If you haven’t been reading Juan Gabriel Vásquez—the most sought-after South American novelist who isn’t, you know, dead—now is the time to start. His new novel, The Sound of Things Falling, comes out today.
A native of Colombia, where the shadow of Gabriel García Márquez falls on every other writer, JGV uses GGM’s favorite aspects of South American history—the bloody coups and bizarre miracles—to very different ends. The narrator of The Informers navigates the urban labyrinths Bogotá and Medellín to uncover his father’s scandalous past as a Nazi collaborator. The Secret History of Costaguana alleges that Joseph Conrad stole the idea for Nostromo—every little detail—from the biography of a real-life Colombian man whose son is determined to get his father’s life back. In The Sound of Things Falling, a pilot who ran drugs for Pablo Escobar is murdered, and his death reveals how narco-trafficking has contaminated a whole generation.
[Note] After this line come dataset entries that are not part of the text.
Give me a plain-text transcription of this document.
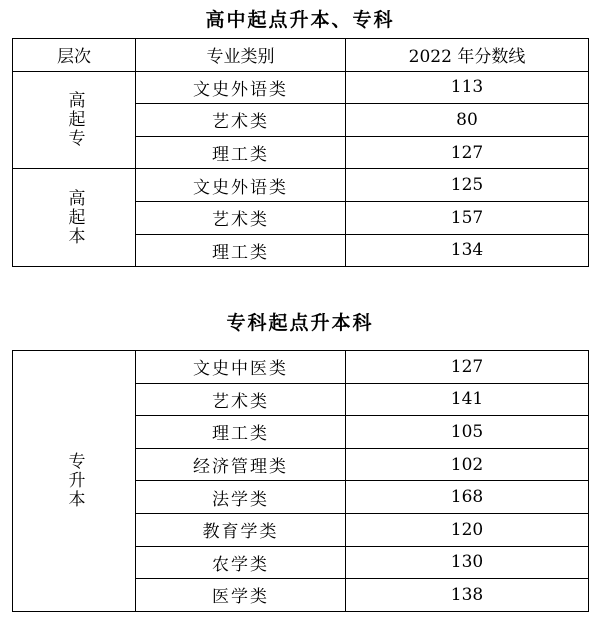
高中起点升本、专科
层次	专业类别	2022 年分数线
高起专	文史外语类	113
	艺术类	80
	理工类	127
高起本	文史外语类	125
	艺术类	157
	理工类	134
专科起点升本科
专升本	文史中医类	127
	艺术类	141
	理工类	105
	经济管理类	102
	法学类	168
	教育学类	120
	农学类	130
	医学类	138
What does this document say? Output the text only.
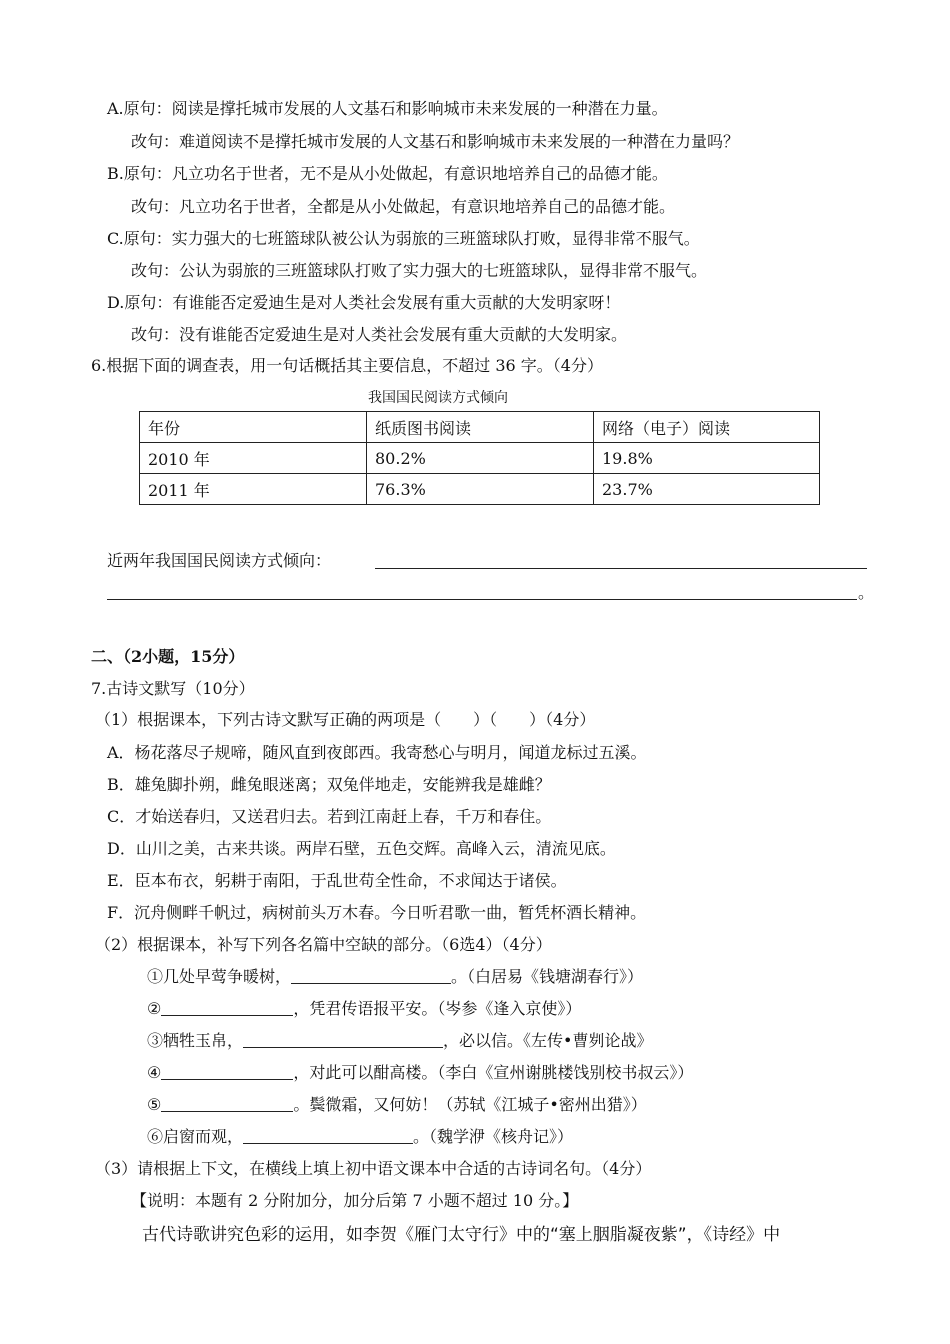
A.原句：阅读是撑托城市发展的人文基石和影响城市未来发展的一种潜在力量。
改句：难道阅读不是撑托城市发展的人文基石和影响城市未来发展的一种潜在力量吗？
B.原句：凡立功名于世者，无不是从小处做起，有意识地培养自己的品德才能。
改句：凡立功名于世者，全都是从小处做起，有意识地培养自己的品德才能。
C.原句：实力强大的七班篮球队被公认为弱旅的三班篮球队打败，显得非常不服气。
改句：公认为弱旅的三班篮球队打败了实力强大的七班篮球队，显得非常不服气。
D.原句：有谁能否定爱迪生是对人类社会发展有重大贡献的大发明家呀！
改句：没有谁能否定爱迪生是对人类社会发展有重大贡献的大发明家。
6.根据下面的调查表，用一句话概括其主要信息，不超过 36 字。（4分）
我国国民阅读方式倾向
年份	纸质图书阅读	网络（电子）阅读
2010 年	80.2%	19.8%
2011 年	76.3%	23.7%
近两年我国国民阅读方式倾向：
。
二、（2小题，15分）
7.古诗文默写（10分）
（1）根据课本，下列古诗文默写正确的两项是（　　）（　　）（4分）
A．杨花落尽子规啼，随风直到夜郎西。我寄愁心与明月，闻道龙标过五溪。
B．雄兔脚扑朔，雌兔眼迷离；双兔伴地走，安能辨我是雄雌？
C．才始送春归，又送君归去。若到江南赶上春，千万和春住。
D．山川之美，古来共谈。两岸石壁，五色交辉。高峰入云，清流见底。
E．臣本布衣，躬耕于南阳，于乱世苟全性命，不求闻达于诸侯。
F．沉舟侧畔千帆过，病树前头万木春。今日听君歌一曲，暂凭杯酒长精神。
（2）根据课本，补写下列各名篇中空缺的部分。（6选4）（4分）
①几处早莺争暖树，	。（白居易《钱塘湖春行》）
②	，凭君传语报平安。（岑参《逢入京使》）
③牺牲玉帛，	，必以信。《左传•曹刿论战》
④	，对此可以酣高楼。（李白《宣州谢朓楼饯别校书叔云》）
⑤	。鬓微霜，又何妨！（苏轼《江城子•密州出猎》）
⑥启窗而观，	。（魏学洢《核舟记》）
（3）请根据上下文，在横线上填上初中语文课本中合适的古诗词名句。（4分）
【说明：本题有 2 分附加分，加分后第 7 小题不超过 10 分。】
古代诗歌讲究色彩的运用，如李贺《雁门太守行》中的“塞上胭脂凝夜紫”，《诗经》中
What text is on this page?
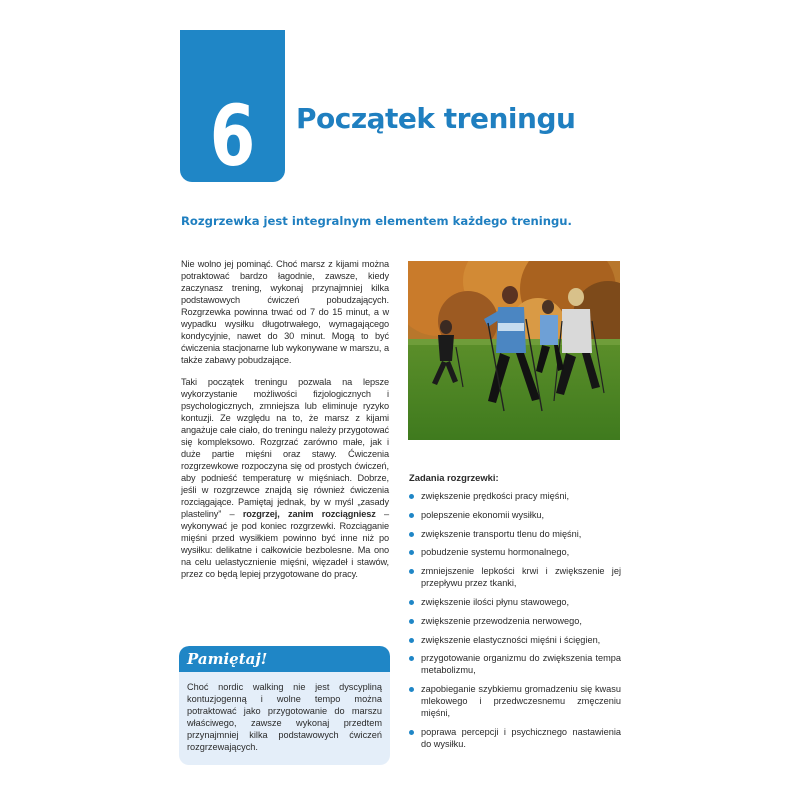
6	Początek treningu
Rozgrzewka jest integralnym elementem każdego treningu.

Nie wolno jej pominąć. Choć marsz z kijami można potraktować bardzo łagodnie, zawsze, kiedy zaczynasz trening, wykonaj przynajmniej kilka podstawowych ćwiczeń pobudzających. Rozgrzewka powinna trwać od 7 do 15 minut, a w wypadku wysiłku długotrwałego, wymagającego kondycyjnie, nawet do 30 minut. Mogą to być ćwiczenia stacjonarne lub wykonywane w marszu, a także zabawy pobudzające.

Taki początek treningu pozwala na lepsze wykorzystanie możliwości fizjologicznych i psychologicznych, zmniejsza lub eliminuje ryzyko kontuzji. Ze względu na to, że marsz z kijami angażuje całe ciało, do treningu należy przygotować się kompleksowo. Rozgrzać zarówno małe, jak i duże partie mięśni oraz stawy. Ćwiczenia rozgrzewkowe rozpoczyna się od prostych ćwiczeń, aby podnieść temperaturę w mięśniach. Dobrze, jeśli w rozgrzewce znajdą się również ćwiczenia rozciągające. Pamiętaj jednak, by w myśl „zasady plasteliny” – rozgrzej, zanim rozciągniesz – wykonywać je pod koniec rozgrzewki. Rozciąganie mięśni przed wysiłkiem powinno być inne niż po wysiłku: delikatne i całkowicie bezbolesne. Ma ono na celu uelastycznienie mięśni, więzadeł i stawów, przez co będą lepiej przygotowane do pracy.

Zadania rozgrzewki:
zwiększenie prędkości pracy mięśni,
polepszenie ekonomii wysiłku,
zwiększenie transportu tlenu do mięśni,
pobudzenie systemu hormonalnego,
zmniejszenie lepkości krwi i zwiększenie jej przepływu przez tkanki,
zwiększenie ilości płynu stawowego,
zwiększenie przewodzenia nerwowego,
zwiększenie elastyczności mięśni i ścięgien,
przygotowanie organizmu do zwiększenia tempa metabolizmu,
zapobieganie szybkiemu gromadzeniu się kwasu mlekowego i przedwczesnemu zmęczeniu mięśni,
poprawa percepcji i psychicznego nastawienia do wysiłku.
Pamiętaj!
Choć nordic walking nie jest dyscypliną kontuzjogenną i wolne tempo można potraktować jako przygotowanie do marszu właściwego, zawsze wykonaj przedtem przynajmniej kilka podstawowych ćwiczeń rozgrzewających.
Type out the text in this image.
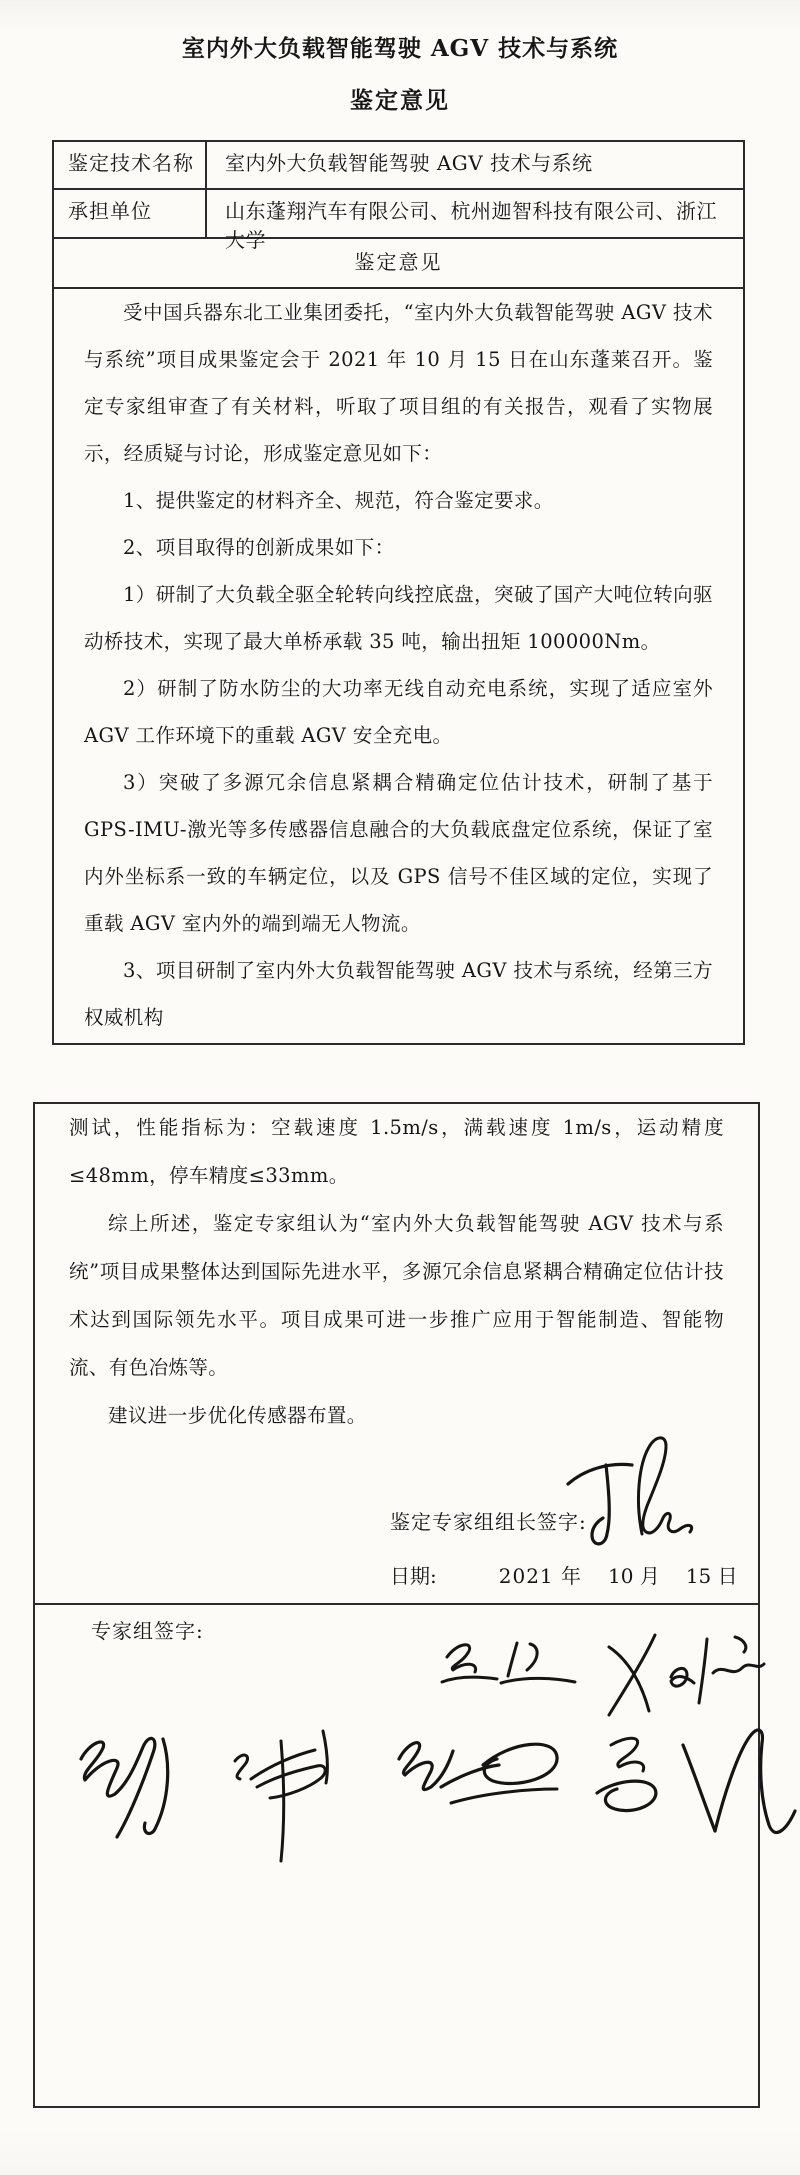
室内外大负载智能驾驶 AGV 技术与系统
鉴定意见
鉴定技术名称	室内外大负载智能驾驶 AGV 技术与系统
承担单位	山东蓬翔汽车有限公司、杭州迦智科技有限公司、浙江大学
鉴定意见

受中国兵器东北工业集团委托，“室内外大负载智能驾驶 AGV 技术与系统”项目成果鉴定会于 2021 年 10 月 15 日在山东蓬莱召开。鉴定专家组审查了有关材料，听取了项目组的有关报告，观看了实物展示，经质疑与讨论，形成鉴定意见如下：

1、提供鉴定的材料齐全、规范，符合鉴定要求。

2、项目取得的创新成果如下：

1）研制了大负载全驱全轮转向线控底盘，突破了国产大吨位转向驱动桥技术，实现了最大单桥承载 35 吨，输出扭矩 100000Nm。

2）研制了防水防尘的大功率无线自动充电系统，实现了适应室外 AGV 工作环境下的重载 AGV 安全充电。

3）突破了多源冗余信息紧耦合精确定位估计技术，研制了基于 GPS-IMU-激光等多传感器信息融合的大负载底盘定位系统，保证了室内外坐标系一致的车辆定位，以及 GPS 信号不佳区域的定位，实现了重载 AGV 室内外的端到端无人物流。

3、项目研制了室内外大负载智能驾驶 AGV 技术与系统，经第三方权威机构

测试，性能指标为：空载速度 1.5m/s，满载速度 1m/s，运动精度≤48mm，停车精度≤33mm。

综上所述，鉴定专家组认为“室内外大负载智能驾驶 AGV 技术与系统”项目成果整体达到国际先进水平，多源冗余信息紧耦合精确定位估计技术达到国际领先水平。项目成果可进一步推广应用于智能制造、智能物流、有色冶炼等。

建议进一步优化传感器布置。

鉴定专家组组长签字:
日期:	2021 年 10 月 15 日
专家组签字:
In Vasquez’s novels, history is always more private and devastating than it seems. His narrators tend to ramble on, clutching their chests and shaking their heads, melodramatically absorbed in their own sense of destiny. But they know, correctly, that they are doomed by events beyond their control. Each book is like a soul-searching apotheosis of Law & Order, or what Paul Auster might write if had interned at the International Criminal Court. The Sound of Things Falling has already won the $175,000 Alfaguara prize in Spain, and no less an eminence than Jonathan Franzen has come indoors from his bird-watching to champion the book. So that familiar sound coming out of South America is the sound of things worth reading.